Chaque déplacement de l’UMAA sera l’occasion de travailler sur un lieu, de rencontrer les gens, de co-construire un projet avec un territoire et non sur un territoire. En découvrant la mobilité, l’agilité de ce dispositif, je me dis qu’il sera possible d’intervenir de manière souple, cela rend les choses plus ouvertes, c’est une proposition artistique pensée comme un pop-up.

Dans Mille Plateaux de Deleuze et Guattari, on trouve cette citation : « Mes territoires sont hors de prise, et pas parce qu’ils sont imaginaires, au contraire : parce que je suis en train de les tracer ». Est-ce que cela résonne avec l’Unité Mobile d’Action Artistique ?

CE : C’est exactement ce qui s’est passé lors de la visite d’Olivia aux Pays-Bas. Rien n’était préparé, les événements se sont dépliés au fur et à mesure. Nous étions tous transportés, comme lorsque les chevaux se sont approchés, que nous avons ouvert les fermetures de la sphère, qu’Olivia est entrée dedans. Tout cela crée de nouveaux territoires. L’une des premières choses que j’ai écrites sur cette structure sphérique il y a dix ans : elle est faite pour des territoires inconnus.

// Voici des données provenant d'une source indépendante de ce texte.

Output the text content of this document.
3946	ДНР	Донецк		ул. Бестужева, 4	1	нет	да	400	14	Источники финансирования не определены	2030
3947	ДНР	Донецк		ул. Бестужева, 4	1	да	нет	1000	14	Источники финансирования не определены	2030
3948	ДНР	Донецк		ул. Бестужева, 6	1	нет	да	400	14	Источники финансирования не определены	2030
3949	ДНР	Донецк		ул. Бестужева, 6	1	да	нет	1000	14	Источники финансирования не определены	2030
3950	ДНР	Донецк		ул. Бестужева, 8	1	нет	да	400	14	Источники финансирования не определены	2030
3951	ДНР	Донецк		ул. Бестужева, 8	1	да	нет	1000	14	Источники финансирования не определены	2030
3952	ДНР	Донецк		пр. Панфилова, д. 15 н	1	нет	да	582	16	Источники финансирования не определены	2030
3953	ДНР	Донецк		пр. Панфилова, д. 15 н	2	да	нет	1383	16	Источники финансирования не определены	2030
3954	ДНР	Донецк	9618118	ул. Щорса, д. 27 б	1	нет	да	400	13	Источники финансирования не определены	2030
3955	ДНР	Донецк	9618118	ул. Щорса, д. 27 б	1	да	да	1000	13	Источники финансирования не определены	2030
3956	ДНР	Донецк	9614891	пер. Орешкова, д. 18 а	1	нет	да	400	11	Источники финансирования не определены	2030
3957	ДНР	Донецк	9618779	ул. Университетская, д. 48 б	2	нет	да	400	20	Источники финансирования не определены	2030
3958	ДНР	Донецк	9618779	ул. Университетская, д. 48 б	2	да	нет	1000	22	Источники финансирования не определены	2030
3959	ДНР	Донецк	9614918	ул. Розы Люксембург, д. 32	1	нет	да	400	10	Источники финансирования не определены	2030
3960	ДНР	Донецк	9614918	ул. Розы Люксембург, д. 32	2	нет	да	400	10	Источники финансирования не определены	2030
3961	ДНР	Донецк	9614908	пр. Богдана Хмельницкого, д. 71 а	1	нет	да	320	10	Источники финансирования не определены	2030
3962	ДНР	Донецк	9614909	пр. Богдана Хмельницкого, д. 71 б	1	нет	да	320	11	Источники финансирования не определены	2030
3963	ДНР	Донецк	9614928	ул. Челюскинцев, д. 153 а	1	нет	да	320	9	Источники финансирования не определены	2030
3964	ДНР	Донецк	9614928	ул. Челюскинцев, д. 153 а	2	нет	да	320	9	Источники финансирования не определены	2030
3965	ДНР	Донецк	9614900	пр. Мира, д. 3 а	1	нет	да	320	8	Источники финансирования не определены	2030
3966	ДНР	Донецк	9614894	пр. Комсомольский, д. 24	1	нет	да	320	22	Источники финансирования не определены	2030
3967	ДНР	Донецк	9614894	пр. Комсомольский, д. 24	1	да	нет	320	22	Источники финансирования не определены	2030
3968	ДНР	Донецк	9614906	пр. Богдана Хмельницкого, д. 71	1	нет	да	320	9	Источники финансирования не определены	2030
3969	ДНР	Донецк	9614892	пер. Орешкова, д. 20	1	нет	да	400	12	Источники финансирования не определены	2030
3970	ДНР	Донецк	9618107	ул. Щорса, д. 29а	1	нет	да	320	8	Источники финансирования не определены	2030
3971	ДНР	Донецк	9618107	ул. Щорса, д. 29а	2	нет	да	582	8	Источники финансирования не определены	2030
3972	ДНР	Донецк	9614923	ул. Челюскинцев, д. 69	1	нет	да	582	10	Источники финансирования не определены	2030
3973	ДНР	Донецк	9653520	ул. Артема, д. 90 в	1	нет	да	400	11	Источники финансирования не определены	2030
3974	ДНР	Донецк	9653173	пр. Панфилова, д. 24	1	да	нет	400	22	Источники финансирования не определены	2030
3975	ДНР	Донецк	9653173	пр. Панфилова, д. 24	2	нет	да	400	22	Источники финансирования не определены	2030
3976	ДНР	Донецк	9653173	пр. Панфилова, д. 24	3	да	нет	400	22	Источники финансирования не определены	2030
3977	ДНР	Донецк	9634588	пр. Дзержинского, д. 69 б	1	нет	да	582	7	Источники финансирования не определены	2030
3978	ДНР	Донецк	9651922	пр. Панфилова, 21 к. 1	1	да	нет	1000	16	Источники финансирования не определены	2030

OG : Cette citation trace un horizon, celui d’une dynamique, non pas une utopie mais un vrai programme. Il s’agit d’être à l’endroit où l’artiste est en train de faire, et non de projeter ce qu’il pourrait faire. Dans le catalogue de l’exposition Aerodream, on retrouve les expériences artistiques menées avec des structures gonflables par Cage, Cunningham, Fluxus, la danse post-moderne américaine.Le gonflable rassemble la lignée d’artistes qui m’ont toujours inspirée. Il y est question de certains évènements organisés avec l’idée de non-programme. Le projet de l’UMAA est programmatique, mais chacune de ses expérimentations nous fera plonger dans des territoires inconnus, où tout reste à inventer. La structure de Cocky va permettre une hybridation entre ce que Mille Plateaux va apporter et ce que les gens en feront, comme une manière d’accueillir l’imprévisible.